The Maldives has one of the highest crime rates in the world. Currently about 1500 persons are sentenced to jail. In the meanwhile there are about 4000 persons under criminal investigation or awaiting trial. Even if half of these cases are convicted that would amount to a further 2000 jail sentences, taking the total of the jail population to 3500. Can the country handle this?
At current rates of expenditure, jailing 3500 people could cost up to 1 billion rufiyaa per year. Even if we manage to spend that amount, there is still the problem of finding space to hold 3500 people. Currently the jails have a combined capacity to hold just 900 persons (this includes buildings currently under construction.) Thus we face an impossible situation. How did we get into this mess?
With a penal code dating back to the 1960s and a drug law enacted in 1997, Maldives approach to crime has been Draconian, with long sentences passed for minor crimes. This strict approach has obviously not worked. It simply filled the jails to over-capacity and has led to the situation where "criminals go in through one door and come out through the other door." Should we continue with the current approach? Actually the question should be, 'CAN we continue with the current approach?'
The alternative to the Draconian approach is one of rehabilitation, or giving criminals the opportunity to turn a new leaf and start a useful life. However, there are many hurdles facing such an approach. One obstacle is legal. The existing laws give too few opportunities for rehabilitation, with the laws ignoring the real situation of criminals. The overwhelming majority of criminals in the Maldives are drug addicts, who have a variety of other associated crimes such as theft and drug peddling. Existing laws preclude rehabilitation chances for addicts with other associated crimes.
Another obstacle to rehabilitation is the difficulty faced by ex-criminals in finding jobs.

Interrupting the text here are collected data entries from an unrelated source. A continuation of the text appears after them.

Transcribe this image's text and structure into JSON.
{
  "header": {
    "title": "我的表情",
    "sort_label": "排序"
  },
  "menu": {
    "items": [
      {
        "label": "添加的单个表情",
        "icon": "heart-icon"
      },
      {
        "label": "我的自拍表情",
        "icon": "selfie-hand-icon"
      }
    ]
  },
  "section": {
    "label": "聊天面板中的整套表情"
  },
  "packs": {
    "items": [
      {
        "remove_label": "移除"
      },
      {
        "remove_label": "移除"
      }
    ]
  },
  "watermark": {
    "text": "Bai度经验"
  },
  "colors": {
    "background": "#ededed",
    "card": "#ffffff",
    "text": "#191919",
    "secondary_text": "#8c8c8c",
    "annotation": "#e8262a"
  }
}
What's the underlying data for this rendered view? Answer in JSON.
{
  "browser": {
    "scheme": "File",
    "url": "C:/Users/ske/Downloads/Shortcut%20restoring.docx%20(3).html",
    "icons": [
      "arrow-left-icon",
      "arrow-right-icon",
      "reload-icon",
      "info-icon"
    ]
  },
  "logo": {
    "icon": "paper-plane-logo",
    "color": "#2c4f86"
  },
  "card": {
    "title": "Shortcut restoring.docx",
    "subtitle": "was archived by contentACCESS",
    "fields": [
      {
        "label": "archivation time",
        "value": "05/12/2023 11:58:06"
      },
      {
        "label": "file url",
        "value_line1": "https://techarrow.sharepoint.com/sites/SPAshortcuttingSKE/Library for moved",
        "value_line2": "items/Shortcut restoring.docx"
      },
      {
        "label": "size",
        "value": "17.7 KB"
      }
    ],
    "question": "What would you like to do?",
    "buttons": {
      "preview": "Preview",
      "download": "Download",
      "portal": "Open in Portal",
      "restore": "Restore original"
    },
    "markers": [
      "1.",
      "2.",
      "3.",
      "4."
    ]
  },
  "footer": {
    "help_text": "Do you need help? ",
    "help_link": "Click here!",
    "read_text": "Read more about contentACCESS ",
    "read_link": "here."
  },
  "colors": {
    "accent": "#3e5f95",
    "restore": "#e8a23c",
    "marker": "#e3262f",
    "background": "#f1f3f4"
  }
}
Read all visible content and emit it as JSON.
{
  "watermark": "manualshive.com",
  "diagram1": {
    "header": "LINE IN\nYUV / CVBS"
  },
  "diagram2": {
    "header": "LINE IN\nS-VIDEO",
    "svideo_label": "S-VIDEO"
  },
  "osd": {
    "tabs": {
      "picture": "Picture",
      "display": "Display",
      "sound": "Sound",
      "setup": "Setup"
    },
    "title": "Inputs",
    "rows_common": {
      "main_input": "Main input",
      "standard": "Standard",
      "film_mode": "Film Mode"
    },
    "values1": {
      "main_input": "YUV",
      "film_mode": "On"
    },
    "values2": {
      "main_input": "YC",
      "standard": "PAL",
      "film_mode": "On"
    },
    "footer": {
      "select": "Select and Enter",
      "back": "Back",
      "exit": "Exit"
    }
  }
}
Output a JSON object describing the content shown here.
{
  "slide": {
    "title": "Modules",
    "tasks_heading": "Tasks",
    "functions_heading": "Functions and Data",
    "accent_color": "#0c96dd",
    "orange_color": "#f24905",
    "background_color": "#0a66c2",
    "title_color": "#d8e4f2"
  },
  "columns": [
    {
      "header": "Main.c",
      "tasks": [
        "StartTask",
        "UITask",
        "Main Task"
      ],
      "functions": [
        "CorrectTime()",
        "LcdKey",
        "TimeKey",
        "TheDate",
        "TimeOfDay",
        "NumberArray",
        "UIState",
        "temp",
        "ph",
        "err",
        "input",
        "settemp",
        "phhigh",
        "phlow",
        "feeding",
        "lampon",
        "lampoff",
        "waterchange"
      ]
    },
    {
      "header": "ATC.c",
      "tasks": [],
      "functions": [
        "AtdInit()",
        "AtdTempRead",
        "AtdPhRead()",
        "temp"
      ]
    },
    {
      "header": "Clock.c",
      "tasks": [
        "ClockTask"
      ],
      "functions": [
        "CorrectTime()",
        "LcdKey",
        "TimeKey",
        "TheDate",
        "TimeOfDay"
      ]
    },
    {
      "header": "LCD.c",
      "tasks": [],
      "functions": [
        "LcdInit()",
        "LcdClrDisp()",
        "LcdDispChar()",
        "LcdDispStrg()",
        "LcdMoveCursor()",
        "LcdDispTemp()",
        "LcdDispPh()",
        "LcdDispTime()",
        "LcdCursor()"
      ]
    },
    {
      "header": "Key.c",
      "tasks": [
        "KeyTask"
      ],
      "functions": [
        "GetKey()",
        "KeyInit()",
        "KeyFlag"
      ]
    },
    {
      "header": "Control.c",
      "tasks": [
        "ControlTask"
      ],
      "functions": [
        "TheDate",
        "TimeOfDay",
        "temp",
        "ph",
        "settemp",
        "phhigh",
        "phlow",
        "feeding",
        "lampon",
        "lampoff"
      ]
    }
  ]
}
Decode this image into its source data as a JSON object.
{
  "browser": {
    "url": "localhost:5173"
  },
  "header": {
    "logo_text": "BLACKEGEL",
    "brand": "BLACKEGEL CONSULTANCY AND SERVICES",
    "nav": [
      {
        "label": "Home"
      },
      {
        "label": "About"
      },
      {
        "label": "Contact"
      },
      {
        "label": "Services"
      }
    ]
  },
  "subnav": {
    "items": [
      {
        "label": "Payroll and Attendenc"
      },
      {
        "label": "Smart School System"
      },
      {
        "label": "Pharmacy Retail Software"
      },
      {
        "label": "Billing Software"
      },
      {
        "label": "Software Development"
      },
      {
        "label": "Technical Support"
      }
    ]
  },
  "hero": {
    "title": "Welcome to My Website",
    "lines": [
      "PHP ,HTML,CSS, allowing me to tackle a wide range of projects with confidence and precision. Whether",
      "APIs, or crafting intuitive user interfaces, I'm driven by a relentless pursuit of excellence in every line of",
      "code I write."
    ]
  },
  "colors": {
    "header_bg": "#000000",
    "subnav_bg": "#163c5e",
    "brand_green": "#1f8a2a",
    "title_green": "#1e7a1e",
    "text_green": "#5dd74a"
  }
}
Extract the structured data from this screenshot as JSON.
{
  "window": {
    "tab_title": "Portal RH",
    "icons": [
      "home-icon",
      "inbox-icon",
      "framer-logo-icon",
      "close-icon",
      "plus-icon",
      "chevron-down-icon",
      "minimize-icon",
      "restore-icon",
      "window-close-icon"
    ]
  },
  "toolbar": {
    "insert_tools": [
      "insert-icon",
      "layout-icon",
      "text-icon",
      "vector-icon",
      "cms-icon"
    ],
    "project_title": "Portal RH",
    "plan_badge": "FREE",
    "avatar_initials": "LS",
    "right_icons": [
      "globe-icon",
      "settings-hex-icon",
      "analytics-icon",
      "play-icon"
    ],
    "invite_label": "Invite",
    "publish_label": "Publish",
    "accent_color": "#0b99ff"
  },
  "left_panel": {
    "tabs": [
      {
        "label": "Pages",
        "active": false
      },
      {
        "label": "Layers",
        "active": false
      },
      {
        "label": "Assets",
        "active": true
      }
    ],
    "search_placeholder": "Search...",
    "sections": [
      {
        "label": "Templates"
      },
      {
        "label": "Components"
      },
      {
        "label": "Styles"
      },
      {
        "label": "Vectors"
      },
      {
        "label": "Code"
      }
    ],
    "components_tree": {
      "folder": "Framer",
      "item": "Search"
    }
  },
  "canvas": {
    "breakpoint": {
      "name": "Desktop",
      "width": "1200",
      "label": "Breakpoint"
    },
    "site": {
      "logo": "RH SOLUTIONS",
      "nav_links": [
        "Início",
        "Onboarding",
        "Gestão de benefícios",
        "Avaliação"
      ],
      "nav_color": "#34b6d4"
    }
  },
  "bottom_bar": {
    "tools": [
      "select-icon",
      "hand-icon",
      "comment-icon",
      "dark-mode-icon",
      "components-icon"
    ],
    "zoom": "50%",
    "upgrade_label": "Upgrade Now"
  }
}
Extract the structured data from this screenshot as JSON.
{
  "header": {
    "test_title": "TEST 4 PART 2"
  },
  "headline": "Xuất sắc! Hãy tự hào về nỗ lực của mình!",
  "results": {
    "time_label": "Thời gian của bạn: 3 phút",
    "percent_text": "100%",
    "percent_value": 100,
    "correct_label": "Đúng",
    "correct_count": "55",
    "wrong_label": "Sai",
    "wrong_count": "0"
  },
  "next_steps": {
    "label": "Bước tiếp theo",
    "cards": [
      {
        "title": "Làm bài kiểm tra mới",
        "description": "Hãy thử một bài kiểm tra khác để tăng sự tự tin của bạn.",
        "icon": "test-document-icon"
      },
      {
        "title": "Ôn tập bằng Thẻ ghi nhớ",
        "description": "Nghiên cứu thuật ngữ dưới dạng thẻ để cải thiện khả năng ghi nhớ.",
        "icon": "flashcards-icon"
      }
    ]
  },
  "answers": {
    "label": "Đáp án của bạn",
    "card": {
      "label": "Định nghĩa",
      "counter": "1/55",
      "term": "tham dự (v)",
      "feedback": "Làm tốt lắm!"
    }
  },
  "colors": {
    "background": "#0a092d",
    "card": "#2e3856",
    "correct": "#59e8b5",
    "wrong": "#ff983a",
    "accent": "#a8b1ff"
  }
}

Without gainful employment most ex-criminals return to jail sooner rather than later.
Thus the new approach to crime should be one of prevention and finding comprehensive solutions to the issues faced by criminals who want to turn a new leaf. This would ease the pressure on jails and give us the opportunity to deal strictly with the hardened criminals.
The time has come to face reality. It is simply not possible to put everyone in jail and forget about them. It's also not realistic to put all drug addicts in an uninhabited island and forget them. A more pragmatic approach is needed.